I remember when my mother used to spank me, it bothered me less and less as I got used to it (fortunately, she never increased the severity of the spankings); so much so that in the end, it became little/no incentive not to screw up.
Finally, there are those parents that simply do not wish to hit their children.
The thought is so uncomfortable that they cannot bring themselves to do it.
Which speaks volumes about you - and all the others who do it - as a parent and a person.
The bottom line is you consider striking defenceless children acceptable...noted.
DA60, I respect your opinions, and have agreed with you on other issues where you have posted. In this case, while I have absolutely no problem with your absolute right to handle matters with your own children as you see fit, I find your arguments against allowing other parents the option...less satisfactory.
I think your premise that spanking is always merely "violence" inappropriately applied to a "defenseless child" is a bit extreme. While I can agree that some parents can be prone to the use of excessive force, enhanced by using inanimate objects as weaponry, I cannot agree that the use of controlled, focused pain will necessarily result in harm to a childs development.
My advocacy is based upon a reasonable expectation that parents love their children and will not punish with the intent to cause lasting harm, only to imprint negative effects of bad behavior. I also agree this is not something you should attempt with mature children because it has less on the intended effect and a greater chance of instilling resentment and disharmony.
However, from the "terrible twos" to perhaps the "rebelious sixes," I think is serves a useful function. In the first place, it should never be done in anger, or in public. The child should always be punished in the home, and only after the parent has calmed down enough to remember that the punishment is to teach a lesson, not to vent against the child.
My ideal of the process would be as follows: Before it occurs, the parent should explain the purpose for the spanking, and that they are not angry at the child. It should then be done with the open palm of the hand on the meatiest portion of the body, the buttocks. It should consist of 1 - 5 swats administered with reasonable force and at a moderate speed. The child should then be reminded again of the reason for the spanking, then comforted and told that you still love him/her. The use of the open palm is to allow the parent to feel and share in the pain, and to moderate the force being applied properly.
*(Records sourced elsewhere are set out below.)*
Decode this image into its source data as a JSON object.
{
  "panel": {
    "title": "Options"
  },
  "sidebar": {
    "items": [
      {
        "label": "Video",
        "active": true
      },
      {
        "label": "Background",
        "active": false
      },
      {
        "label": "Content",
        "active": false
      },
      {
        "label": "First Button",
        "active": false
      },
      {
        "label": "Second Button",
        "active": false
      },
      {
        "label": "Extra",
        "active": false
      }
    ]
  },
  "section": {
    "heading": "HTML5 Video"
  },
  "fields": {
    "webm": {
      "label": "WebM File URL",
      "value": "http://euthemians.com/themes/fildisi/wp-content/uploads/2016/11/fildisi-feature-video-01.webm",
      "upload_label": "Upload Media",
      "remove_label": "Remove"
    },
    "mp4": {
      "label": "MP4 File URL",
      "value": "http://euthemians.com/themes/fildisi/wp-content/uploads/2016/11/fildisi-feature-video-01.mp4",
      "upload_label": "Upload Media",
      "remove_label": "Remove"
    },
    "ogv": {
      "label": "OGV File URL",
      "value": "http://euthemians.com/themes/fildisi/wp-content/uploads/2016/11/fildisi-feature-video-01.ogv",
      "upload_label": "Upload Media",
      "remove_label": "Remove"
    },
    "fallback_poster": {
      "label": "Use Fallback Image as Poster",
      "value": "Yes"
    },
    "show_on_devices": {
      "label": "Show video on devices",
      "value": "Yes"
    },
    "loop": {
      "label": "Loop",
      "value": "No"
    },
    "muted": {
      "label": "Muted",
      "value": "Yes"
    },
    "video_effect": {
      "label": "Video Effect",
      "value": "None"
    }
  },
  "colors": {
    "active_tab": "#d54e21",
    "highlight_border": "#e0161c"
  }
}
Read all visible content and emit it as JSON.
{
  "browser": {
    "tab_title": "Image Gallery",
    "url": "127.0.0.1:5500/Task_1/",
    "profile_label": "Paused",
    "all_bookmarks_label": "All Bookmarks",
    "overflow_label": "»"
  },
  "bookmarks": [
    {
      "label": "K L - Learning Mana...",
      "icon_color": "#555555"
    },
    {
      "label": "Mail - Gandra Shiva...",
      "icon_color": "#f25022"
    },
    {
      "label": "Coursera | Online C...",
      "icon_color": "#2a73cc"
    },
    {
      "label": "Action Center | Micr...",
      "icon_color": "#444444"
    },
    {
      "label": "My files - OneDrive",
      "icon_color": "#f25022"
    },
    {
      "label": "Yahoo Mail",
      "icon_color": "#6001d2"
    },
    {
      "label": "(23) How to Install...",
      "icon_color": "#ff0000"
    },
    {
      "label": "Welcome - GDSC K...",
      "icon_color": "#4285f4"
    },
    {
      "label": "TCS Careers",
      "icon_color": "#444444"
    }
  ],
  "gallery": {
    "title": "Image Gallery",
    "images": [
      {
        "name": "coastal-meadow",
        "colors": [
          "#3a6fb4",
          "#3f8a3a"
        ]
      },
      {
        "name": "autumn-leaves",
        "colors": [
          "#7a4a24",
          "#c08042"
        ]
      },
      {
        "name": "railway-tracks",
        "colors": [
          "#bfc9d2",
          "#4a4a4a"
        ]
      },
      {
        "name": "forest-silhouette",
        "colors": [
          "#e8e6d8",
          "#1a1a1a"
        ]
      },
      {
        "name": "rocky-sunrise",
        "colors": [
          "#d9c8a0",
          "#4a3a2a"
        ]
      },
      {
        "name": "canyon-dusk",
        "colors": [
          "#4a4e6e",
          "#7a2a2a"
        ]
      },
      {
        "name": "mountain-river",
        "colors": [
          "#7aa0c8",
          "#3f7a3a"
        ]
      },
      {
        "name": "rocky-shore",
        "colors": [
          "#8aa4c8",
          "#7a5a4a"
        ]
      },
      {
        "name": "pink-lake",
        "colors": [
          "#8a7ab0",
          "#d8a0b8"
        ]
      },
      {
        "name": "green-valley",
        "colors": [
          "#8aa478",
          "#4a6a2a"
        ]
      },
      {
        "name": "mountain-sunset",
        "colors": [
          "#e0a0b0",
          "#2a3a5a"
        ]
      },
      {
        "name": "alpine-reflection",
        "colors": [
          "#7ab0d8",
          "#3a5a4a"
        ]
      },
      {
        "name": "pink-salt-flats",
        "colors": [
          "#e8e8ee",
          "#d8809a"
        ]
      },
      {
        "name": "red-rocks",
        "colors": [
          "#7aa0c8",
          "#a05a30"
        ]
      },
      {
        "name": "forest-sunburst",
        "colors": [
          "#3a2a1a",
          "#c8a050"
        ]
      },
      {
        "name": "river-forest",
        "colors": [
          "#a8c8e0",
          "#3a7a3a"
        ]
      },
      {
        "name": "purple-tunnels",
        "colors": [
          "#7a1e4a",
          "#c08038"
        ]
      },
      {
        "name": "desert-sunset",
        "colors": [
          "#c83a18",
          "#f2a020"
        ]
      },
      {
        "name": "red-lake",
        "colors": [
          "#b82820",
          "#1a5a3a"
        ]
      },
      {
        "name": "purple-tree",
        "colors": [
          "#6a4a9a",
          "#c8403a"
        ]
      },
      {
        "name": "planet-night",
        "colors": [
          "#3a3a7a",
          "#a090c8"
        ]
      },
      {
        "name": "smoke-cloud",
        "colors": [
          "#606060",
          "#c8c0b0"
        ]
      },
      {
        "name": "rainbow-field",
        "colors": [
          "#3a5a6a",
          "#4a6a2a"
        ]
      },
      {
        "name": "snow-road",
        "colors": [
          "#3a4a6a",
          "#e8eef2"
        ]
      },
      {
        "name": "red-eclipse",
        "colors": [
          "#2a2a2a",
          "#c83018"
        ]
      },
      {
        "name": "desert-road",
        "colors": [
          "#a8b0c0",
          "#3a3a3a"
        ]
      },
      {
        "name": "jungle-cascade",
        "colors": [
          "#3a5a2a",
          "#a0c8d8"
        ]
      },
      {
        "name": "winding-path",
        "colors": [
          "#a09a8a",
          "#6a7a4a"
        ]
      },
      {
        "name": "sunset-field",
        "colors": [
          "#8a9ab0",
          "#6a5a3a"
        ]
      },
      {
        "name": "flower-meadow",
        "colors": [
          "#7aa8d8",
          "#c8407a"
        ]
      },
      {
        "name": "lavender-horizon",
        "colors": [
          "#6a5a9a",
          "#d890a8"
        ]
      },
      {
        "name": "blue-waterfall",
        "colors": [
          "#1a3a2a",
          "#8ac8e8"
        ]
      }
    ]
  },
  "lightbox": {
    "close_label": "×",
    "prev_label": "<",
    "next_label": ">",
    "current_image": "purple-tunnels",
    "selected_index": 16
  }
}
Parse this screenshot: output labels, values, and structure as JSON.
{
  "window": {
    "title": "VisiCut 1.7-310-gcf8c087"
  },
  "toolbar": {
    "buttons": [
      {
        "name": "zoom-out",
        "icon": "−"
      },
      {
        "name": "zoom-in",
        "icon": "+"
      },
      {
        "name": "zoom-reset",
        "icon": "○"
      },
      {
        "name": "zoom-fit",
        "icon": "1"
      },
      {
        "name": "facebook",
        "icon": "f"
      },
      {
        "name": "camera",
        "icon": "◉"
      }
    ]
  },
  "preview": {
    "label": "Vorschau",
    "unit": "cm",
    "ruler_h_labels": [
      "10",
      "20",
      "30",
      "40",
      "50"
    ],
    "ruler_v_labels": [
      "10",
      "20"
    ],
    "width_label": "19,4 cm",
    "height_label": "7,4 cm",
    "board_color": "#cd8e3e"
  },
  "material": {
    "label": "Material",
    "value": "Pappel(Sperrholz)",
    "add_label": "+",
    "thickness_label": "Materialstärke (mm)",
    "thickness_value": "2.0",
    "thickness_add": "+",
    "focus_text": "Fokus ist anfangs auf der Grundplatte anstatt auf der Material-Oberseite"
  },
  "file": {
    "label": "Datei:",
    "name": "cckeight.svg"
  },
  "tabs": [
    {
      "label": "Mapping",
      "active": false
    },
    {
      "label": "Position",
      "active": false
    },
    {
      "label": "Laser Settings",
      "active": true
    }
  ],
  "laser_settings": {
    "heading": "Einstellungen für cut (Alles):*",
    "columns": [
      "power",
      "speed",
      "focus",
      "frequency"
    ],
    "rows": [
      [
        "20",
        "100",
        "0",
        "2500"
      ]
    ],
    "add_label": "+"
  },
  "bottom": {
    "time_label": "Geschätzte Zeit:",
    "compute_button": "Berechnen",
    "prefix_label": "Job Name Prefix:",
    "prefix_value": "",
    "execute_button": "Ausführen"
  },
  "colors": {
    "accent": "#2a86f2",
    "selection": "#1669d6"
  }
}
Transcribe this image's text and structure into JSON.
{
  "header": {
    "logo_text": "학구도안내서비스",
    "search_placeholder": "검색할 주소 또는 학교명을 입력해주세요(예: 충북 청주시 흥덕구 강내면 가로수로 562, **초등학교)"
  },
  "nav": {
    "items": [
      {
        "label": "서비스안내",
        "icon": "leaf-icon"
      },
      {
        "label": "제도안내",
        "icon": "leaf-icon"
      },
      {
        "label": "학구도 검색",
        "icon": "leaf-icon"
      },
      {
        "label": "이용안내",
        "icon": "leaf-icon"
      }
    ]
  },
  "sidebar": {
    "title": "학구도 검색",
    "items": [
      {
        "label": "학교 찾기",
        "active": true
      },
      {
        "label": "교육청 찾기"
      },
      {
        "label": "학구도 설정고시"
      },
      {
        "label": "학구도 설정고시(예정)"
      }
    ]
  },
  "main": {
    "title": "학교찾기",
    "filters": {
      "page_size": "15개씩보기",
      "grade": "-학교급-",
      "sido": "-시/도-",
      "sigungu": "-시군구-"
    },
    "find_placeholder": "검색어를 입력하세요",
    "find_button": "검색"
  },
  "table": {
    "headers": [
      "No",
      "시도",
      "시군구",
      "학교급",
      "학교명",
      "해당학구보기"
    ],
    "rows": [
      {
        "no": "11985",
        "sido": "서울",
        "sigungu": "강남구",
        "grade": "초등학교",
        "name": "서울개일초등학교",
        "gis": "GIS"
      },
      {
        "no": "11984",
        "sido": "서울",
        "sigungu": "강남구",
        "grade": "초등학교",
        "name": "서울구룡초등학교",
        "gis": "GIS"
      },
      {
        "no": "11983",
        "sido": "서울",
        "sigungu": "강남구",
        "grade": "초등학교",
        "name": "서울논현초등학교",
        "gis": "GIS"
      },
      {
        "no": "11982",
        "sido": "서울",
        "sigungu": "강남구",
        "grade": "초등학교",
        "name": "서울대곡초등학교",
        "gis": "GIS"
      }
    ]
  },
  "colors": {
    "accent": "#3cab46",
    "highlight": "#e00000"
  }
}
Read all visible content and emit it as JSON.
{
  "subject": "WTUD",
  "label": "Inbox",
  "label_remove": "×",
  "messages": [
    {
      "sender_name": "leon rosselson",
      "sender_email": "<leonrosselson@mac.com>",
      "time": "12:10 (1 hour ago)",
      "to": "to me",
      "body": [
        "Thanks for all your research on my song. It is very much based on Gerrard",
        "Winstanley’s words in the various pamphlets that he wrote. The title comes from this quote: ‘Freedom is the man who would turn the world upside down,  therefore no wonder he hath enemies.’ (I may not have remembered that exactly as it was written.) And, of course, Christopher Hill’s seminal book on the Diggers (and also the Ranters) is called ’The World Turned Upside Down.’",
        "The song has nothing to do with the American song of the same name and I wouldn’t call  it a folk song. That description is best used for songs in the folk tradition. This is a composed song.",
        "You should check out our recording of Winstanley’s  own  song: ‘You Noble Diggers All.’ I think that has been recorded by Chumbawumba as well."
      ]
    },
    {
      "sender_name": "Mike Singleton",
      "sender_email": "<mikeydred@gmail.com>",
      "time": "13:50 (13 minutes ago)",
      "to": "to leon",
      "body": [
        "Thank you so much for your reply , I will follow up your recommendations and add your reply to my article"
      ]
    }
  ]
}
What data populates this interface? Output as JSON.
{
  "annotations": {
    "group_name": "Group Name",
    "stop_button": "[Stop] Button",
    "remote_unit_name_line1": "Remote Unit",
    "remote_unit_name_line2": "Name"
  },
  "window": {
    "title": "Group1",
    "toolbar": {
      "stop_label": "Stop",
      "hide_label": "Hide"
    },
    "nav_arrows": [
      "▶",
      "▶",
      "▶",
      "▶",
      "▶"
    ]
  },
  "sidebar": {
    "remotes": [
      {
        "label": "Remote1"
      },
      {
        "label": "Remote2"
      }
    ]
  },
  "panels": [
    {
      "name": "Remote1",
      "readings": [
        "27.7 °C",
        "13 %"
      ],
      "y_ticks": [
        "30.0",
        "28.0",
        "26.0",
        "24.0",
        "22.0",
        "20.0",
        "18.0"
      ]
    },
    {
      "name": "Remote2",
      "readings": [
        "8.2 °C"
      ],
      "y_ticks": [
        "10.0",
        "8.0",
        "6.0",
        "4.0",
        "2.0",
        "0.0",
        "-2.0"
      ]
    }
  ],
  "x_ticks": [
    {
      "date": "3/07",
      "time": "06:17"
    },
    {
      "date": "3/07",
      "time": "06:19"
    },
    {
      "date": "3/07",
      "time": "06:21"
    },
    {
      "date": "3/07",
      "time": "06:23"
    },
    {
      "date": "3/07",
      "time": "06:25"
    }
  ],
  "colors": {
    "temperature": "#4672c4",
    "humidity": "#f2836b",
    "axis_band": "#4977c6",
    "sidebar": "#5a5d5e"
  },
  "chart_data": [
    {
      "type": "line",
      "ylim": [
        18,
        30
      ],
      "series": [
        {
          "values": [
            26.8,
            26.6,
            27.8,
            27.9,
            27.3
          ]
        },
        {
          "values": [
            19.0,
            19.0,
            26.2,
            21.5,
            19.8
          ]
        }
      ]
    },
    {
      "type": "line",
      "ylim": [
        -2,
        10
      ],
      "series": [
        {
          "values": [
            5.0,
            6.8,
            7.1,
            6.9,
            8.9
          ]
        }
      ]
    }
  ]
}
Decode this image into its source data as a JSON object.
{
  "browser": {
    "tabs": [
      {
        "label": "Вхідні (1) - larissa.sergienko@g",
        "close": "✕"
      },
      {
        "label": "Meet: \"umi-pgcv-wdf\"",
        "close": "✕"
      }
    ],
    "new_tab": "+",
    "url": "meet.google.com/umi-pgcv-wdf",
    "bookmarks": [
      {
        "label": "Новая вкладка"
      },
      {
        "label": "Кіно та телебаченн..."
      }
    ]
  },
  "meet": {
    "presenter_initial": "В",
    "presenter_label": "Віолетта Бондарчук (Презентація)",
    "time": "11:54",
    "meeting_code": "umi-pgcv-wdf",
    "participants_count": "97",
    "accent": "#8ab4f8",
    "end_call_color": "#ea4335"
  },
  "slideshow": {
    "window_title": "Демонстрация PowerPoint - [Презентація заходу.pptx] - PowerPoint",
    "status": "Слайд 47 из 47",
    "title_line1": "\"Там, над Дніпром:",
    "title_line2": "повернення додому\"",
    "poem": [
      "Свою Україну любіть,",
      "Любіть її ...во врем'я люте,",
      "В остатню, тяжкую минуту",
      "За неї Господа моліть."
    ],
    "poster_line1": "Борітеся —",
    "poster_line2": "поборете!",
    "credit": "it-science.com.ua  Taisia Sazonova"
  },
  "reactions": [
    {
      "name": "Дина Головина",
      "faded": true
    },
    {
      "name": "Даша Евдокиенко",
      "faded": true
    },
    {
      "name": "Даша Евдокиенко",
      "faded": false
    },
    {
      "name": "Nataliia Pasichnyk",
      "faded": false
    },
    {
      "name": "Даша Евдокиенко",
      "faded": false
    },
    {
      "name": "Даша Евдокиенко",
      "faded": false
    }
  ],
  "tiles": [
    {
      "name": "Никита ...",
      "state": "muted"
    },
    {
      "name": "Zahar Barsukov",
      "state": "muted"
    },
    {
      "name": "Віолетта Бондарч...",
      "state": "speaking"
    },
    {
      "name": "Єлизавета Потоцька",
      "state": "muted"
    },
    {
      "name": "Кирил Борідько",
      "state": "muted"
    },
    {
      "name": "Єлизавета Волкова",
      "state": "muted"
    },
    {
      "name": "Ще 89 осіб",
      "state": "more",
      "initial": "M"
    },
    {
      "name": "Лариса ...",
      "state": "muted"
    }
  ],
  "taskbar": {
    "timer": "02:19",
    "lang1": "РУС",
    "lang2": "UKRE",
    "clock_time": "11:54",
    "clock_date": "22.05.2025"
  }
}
This process should cease completely when the child is old enough to be disciplined through the use of reason coupled with restrictions of privileges. A 10 year old is likely to respond to not being able to go out and play with freinds for a weekend, while a 15 year-old would not want to give up having freinds over or giving up the use of his XBox for a month.
Of course other parents would expand on my suggestions or even think them unrealistic. But the point is, corporal punishment adminstered properly, still has a place in a parents chest of options. That perhaps you are being a little too extreme in your blanket condemnation of the practice, because even you seem to admit that during some point the practice it had an effect on your own behavior when used on you as a child.